En el vasto universo de Rueda, donde la frescura y la fruta suelen llevar la voz cantante, de vez en cuando surge un verso suelto que nos obliga a cambiar el ritmo. Una invitación a mirar atrás para entender lo que bebemos hoy. Porque hubo un tiempo en Serrada —tierra recia de Valladolid, en el corazón de la DO— en que el vino no se escondía del oxígeno, sino que se aliaba con él.

Esa es la historia que cuenta 1985, la nueva y singular etiqueta de la bodega Diez Siglos. No es un verdejo más; es un ejercicio de nostalgia bien entendida y una rara avis de la que apenas verán la luz 900 botellas.

La alquimia de la intemperie

Lo primero que llama la atención no está en la copa, sino en el patio de la bodega. Allí, 120 damajuanas de cristal se alinean bajo el sol castellano, expuestas al frío de la noche y al fuego del mediodía. No es decoración, es enología sin enchufes.



Las enólogas Noelia Santamaría y Laura Rubio han decidido rescatar la crianza oxidativa tradicional de la zona. Durante doce meses, el vino de uva verdejo vive (y sufre, y cambia) dentro de esos vidrios, transformándose lentamente por la acción de la luz y la temperatura. “Es un ejercicio de paciencia, sin máquinas ni atajos; un ritmo que casi habíamos olvidado”, confiesa Santamaría.

Pero la damajuana es solo el primer acto. Tras su paso por el sol (“soleo”, que dirían en el sur), el vino descansa otros 24 meses en barricas de roble francés bajo un sistema de criaderas y soleras. Un guiño a Jerez en el corazón de Castilla, donde las añadas viejas educan a las nuevas para lograr una profundidad de matices excepcional.

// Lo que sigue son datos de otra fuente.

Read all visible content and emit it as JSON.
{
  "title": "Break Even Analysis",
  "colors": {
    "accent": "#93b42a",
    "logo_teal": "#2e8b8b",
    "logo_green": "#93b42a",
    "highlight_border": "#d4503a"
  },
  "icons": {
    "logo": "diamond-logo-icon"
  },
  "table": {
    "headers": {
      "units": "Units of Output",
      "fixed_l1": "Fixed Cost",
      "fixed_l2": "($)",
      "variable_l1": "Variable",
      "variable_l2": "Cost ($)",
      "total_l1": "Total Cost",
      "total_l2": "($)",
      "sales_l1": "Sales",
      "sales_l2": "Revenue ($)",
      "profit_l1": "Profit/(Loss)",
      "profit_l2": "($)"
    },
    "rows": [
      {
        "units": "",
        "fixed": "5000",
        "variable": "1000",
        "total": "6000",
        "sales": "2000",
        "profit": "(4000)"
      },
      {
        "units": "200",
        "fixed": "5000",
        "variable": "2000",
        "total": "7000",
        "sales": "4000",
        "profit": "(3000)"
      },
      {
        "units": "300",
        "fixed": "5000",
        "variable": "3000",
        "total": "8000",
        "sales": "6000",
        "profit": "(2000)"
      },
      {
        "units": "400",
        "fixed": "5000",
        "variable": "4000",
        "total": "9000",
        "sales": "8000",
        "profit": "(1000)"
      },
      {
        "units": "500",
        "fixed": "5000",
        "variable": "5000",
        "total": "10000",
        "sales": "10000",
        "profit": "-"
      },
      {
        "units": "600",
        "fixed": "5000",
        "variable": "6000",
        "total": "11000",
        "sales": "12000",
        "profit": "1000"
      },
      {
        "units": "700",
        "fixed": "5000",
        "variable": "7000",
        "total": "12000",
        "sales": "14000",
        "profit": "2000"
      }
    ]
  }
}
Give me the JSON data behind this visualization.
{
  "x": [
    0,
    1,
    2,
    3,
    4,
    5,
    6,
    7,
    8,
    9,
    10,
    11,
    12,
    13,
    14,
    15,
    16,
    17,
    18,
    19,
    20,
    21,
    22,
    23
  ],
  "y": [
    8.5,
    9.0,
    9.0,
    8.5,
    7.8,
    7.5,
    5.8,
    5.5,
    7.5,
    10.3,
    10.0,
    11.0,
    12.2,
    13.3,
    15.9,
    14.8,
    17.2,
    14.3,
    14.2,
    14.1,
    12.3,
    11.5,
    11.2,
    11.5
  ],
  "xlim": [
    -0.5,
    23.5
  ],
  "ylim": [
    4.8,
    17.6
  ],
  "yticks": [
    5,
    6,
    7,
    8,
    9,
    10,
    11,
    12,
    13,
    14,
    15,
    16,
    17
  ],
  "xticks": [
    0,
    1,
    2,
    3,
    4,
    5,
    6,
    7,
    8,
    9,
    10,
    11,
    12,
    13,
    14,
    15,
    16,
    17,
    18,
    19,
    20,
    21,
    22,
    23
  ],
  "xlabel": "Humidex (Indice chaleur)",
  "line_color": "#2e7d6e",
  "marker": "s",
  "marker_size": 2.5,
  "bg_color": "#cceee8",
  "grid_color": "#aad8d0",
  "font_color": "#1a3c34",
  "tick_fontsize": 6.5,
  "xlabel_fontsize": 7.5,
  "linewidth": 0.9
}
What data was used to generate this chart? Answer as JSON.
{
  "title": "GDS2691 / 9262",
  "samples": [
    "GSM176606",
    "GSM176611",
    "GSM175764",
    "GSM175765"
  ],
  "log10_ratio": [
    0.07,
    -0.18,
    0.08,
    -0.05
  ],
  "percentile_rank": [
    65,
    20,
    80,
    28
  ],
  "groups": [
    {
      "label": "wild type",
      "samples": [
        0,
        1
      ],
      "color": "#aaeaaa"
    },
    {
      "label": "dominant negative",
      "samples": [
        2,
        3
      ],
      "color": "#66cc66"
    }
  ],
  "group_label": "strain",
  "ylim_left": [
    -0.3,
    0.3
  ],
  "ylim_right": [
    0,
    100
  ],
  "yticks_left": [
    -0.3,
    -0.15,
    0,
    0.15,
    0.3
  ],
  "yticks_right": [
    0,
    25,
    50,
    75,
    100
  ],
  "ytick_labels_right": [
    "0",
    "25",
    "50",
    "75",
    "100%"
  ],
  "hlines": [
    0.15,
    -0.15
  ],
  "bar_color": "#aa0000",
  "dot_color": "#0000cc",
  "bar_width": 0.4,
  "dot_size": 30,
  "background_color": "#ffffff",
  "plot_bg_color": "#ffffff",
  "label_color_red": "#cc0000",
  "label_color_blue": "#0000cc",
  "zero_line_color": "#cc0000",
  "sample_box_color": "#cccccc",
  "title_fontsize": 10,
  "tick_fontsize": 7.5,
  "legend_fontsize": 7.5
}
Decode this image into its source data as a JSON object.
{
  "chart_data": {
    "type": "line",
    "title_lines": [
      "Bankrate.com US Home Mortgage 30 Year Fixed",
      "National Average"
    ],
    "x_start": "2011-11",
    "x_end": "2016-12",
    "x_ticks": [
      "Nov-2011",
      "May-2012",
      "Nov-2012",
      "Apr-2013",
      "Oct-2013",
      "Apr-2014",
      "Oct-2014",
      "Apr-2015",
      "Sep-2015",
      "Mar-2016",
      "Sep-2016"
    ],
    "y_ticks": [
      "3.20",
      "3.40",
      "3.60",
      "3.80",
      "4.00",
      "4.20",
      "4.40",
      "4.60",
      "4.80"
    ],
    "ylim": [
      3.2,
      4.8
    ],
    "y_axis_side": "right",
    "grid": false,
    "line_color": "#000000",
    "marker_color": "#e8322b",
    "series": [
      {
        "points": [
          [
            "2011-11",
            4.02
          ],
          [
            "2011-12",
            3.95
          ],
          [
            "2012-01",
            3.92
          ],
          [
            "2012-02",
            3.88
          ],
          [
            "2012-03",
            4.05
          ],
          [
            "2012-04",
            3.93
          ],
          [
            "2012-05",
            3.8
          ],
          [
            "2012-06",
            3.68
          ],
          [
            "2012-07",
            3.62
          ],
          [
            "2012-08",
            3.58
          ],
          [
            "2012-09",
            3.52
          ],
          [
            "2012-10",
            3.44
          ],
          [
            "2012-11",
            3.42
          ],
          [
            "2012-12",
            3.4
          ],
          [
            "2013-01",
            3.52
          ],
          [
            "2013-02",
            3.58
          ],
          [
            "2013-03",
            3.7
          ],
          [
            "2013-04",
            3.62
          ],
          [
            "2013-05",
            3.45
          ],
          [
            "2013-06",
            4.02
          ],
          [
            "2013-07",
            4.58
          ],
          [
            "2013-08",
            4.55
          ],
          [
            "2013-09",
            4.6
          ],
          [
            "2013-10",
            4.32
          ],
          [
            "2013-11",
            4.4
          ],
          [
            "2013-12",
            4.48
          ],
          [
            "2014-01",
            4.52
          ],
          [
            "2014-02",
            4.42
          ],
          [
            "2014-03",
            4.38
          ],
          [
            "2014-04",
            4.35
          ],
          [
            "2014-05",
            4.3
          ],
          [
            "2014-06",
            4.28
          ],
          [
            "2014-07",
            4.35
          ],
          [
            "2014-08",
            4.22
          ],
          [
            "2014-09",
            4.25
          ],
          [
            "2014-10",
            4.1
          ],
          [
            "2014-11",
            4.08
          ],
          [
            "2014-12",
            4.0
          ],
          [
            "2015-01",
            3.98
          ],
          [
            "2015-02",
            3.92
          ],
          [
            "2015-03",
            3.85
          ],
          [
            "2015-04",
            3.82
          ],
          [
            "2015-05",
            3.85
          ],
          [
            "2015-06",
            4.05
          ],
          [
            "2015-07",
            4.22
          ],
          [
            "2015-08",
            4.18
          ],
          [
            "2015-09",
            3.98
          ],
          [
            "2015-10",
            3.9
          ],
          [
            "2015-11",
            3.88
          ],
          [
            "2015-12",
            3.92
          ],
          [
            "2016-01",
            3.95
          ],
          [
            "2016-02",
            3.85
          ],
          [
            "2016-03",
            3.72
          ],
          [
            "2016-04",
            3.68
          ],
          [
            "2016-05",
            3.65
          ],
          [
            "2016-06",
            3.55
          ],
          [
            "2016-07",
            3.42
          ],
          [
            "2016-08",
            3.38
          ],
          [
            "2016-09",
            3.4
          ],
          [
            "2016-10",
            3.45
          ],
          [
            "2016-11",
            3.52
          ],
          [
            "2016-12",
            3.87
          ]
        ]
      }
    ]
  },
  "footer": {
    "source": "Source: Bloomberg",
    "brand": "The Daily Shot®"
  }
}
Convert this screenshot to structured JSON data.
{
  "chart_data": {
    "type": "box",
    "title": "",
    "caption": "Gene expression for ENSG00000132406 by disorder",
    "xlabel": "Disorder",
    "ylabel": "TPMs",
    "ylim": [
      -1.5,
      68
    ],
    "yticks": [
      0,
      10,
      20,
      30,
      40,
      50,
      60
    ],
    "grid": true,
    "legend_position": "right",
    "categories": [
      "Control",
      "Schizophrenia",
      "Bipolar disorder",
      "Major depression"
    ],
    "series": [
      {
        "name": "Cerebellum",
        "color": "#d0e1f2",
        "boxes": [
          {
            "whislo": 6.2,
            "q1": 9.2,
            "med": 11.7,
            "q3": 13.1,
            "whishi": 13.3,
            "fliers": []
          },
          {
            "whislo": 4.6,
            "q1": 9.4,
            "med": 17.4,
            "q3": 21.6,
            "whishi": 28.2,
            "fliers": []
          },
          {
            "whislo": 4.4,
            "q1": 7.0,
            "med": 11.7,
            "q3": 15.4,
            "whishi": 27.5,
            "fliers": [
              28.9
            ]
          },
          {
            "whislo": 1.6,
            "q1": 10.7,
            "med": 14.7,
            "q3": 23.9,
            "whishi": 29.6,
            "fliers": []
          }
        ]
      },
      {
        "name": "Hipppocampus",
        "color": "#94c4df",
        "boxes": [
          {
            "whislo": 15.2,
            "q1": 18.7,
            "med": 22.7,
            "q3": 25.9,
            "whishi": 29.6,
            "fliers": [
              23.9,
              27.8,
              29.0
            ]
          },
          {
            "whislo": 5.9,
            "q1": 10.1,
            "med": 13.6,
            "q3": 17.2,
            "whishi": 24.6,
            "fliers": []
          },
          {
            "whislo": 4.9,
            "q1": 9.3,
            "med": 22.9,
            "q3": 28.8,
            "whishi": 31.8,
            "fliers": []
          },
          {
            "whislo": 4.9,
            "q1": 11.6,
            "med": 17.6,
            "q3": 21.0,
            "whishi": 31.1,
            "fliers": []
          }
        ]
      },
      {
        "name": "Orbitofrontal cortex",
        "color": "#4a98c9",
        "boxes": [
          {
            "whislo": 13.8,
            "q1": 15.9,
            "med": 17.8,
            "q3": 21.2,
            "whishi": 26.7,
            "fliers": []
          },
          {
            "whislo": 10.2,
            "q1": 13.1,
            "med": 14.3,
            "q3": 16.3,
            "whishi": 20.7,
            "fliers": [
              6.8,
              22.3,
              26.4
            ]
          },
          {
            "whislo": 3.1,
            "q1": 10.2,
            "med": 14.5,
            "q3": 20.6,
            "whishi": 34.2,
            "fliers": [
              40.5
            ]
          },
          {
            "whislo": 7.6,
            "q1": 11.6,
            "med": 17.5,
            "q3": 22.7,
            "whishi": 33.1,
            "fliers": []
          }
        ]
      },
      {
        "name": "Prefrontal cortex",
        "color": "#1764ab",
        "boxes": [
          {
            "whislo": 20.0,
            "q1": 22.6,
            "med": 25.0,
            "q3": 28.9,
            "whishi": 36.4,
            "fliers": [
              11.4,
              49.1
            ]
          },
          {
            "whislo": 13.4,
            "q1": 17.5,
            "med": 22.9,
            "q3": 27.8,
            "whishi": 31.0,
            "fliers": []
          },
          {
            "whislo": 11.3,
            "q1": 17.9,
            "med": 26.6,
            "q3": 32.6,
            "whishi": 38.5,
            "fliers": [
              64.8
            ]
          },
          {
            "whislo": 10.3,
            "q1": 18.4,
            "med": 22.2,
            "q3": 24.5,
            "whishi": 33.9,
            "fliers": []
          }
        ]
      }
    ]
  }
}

Beberse el año de la movida

¿Por qué 1985? No es solo una cifra ochentera. Es el año de plantación del viñedo de La Coma Alta, el terruño del que nace todo. Son cepas viejas, resilientes, que aportan el carácter necesario para soportar una crianza tan extrema.

Para Antonio de Íscar, CEO de la bodega y nacido en la propia Serrada, este vino es puramente autobiográfico. “En mi casa siempre hubo damajuanas, eran parte del paisaje de los veranos interminables”, cuenta. Recuperar este método es, en el fondo, un homenaje a los abuelos que hacían vino oxidativo (“dorado”, como se le llama aquí) cuando la moda aún no dictaba que los blancos debían ser traslúcidos.

En la copa: el oro de Serrada

Si consigues una de estas botellas (salen a 52 euros en unclubdediez.com), no esperes notas tropicales. 1985 es de color dorado intenso, casi ámbar. En nariz es un viaje serio: almendra amarga, nuez, vainilla y esa tostada elegancia que da la oxidación controlada. En boca es amplio, estructurado, con ese filo entre el amargor y la acidez que hace que los vinos viejos sean gastronómicos y eternos.

Es, en definitiva, un vino para beber despacio. Un “dorado” que demuestra que, a veces, para innovar en Rueda, lo único que hacía falta era sacar el vino al patio y dejar que el sol hiciera su trabajo.